Recordings made at home, typically at the dining room table, covered other aspects of the pandemic, including risk tolerance, masks as fashion statements, the evolution of office attire from coats and ties all the way down to bathrobes, the necessity of thinking about burial arrangements (bottom line: finding a plot in a Jewish cemetery in Texas doesn’t make much sense for practical and religious reasons), and podcasts I listened to during my daily walks around Katonah (Kol Cambridge for Israeli music, The Latin Alternative for “the best new Latin rock, funk, hip-hop and electronic music”).
Beyond the creative project, Judaism has been a constant reassurance in the pandemic. I’ve tried to say the Sh’ma prayer in the morning, study chapters of the Tanach at the excellent site 929.org.il, and listen to “Take One,” a weekday podcast on the daily page of the Talmud, or Daf Yomi. My shul, Chabad of Bedford, stands as a bedrock of support. I’ve been going there regularly since I moved to Katonah in 2015. Following a fire that destroyed our rented building in February 2019, the congregation moved to space in an office park. That worked well until the pandemic hit and the last on-site service I attended was on that memorable March 7 I mentioned earlier. On-site services ended after the next Shabbat.
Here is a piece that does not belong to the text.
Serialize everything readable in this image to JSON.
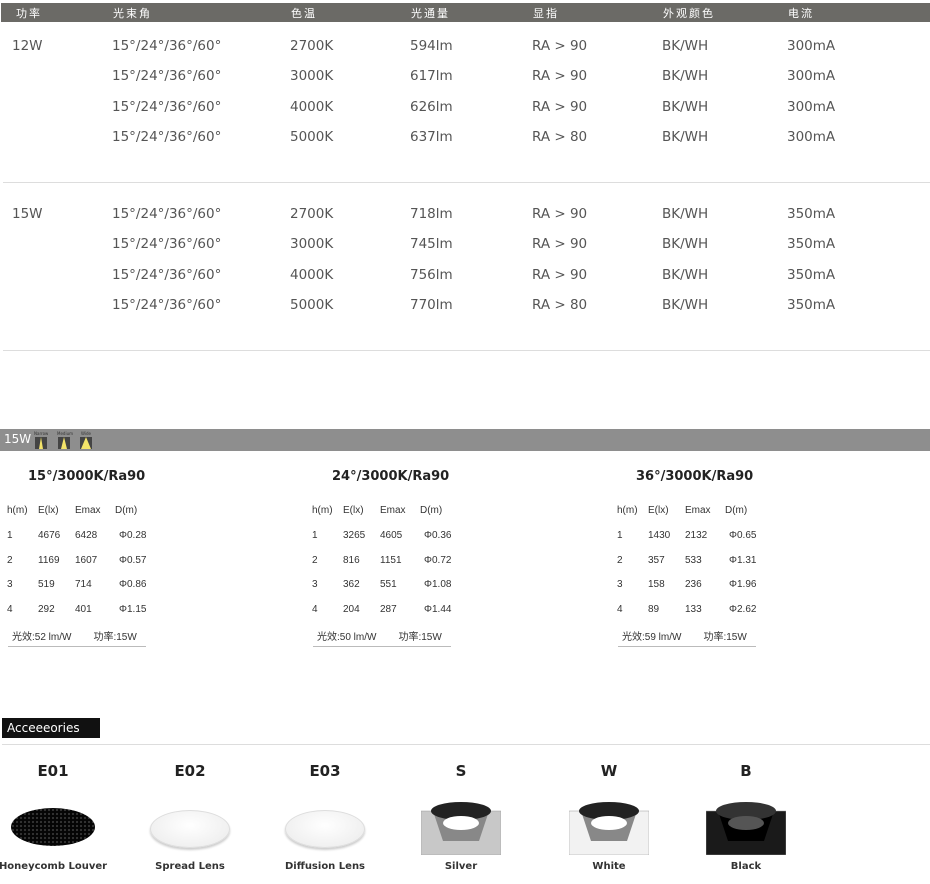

But by late May, on-site services resumed at an outdoor cafe patio of the office park. Services held in nature lent Shabbat an ancient, primal vibe. In the summer, we were sweating under the cafe’s umbrellas; come fall, we were cool and surrounded by the trees with leaves changing colors (with the drone of leaf blowers often accompanying the Torah readings). By late November, services moved back indoors, with all the proper safety precautions. We’re not touching the edge of a tallis or siddur to the Torah scrolls, and we’re not noshing at a post-service kiddush—and that’s the way it should be in a pandemic. The important point is our services are an oasis of Jewish solidarity, a statement of resiliency in the face of social upheaval and isolation.
As 2020 shuddered to a close, I looked backward to those fateful late-winter days at the hinge of history, titled “March 2020: Skating on Thinnest Ice,” The complete text and the video version can be found here.
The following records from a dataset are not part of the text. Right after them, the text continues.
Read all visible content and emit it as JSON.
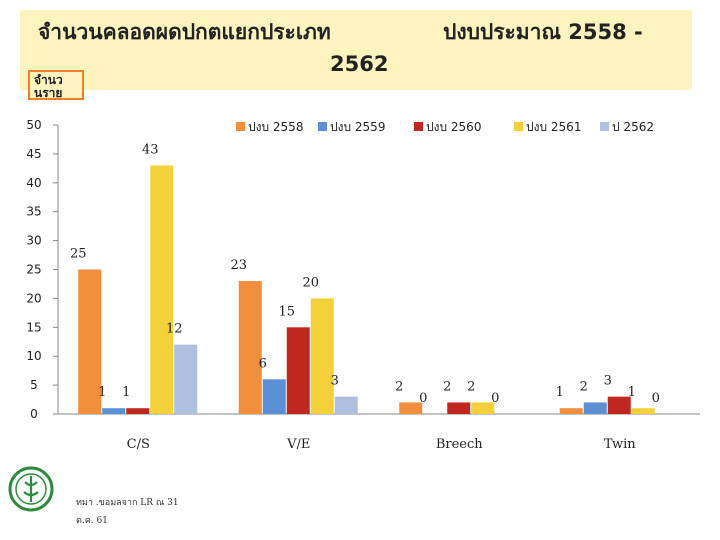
{
  "slide": {
    "title_line1": "จำนวนคลอดผดปกตแยกประเภท",
    "title_line1b": "ปงบประมาณ  2558 -",
    "title_line2": "2562",
    "ylabel": "จำนว นราย",
    "footer_line1": "ทมา    .ขอมลจาก       LR ณ 31",
    "footer_line2": "ต.ค. 61"
  },
  "colors": {
    "band": "#fdf3bf",
    "accent": "#f07f2a",
    "logo": "#2e8b3d"
  },
  "chart_data": {
    "type": "bar",
    "categories": [
      "C/S",
      "V/E",
      "Breech",
      "Twin"
    ],
    "ylim": [
      0,
      50
    ],
    "yticks": [
      0,
      5,
      10,
      15,
      20,
      25,
      30,
      35,
      40,
      45,
      50
    ],
    "legend_position": "top-right",
    "grid": false,
    "series": [
      {
        "name": "ปงบ 2558",
        "color": "#f28e3c",
        "values": [
          25,
          23,
          2,
          1
        ]
      },
      {
        "name": "ปงบ 2559",
        "color": "#5b8fd6",
        "values": [
          1,
          6,
          0,
          2
        ]
      },
      {
        "name": "ปงบ 2560",
        "color": "#c0281f",
        "values": [
          1,
          15,
          2,
          3
        ]
      },
      {
        "name": "ปงบ 2561",
        "color": "#f4d03a",
        "values": [
          43,
          20,
          2,
          1
        ]
      },
      {
        "name": "ป 2562",
        "color": "#aebfdf",
        "values": [
          12,
          3,
          0,
          0
        ]
      }
    ]
  }
}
The images continue to evolve. My camera roll brims with yard signs from the presidential campaign, scenes of flaming sunsets behind bare trees, the inspiring sidewalk drawings of the anonymous artist known as the Katonah Chalker, reopened stores, mask litter, empty train stations with year-old advertising posters, self-portraits in my Day of the Dead mask, anything that catches my attention. Whatever 2021 brings, for good or ill, I’ll speak my mind about it, complete with pictures.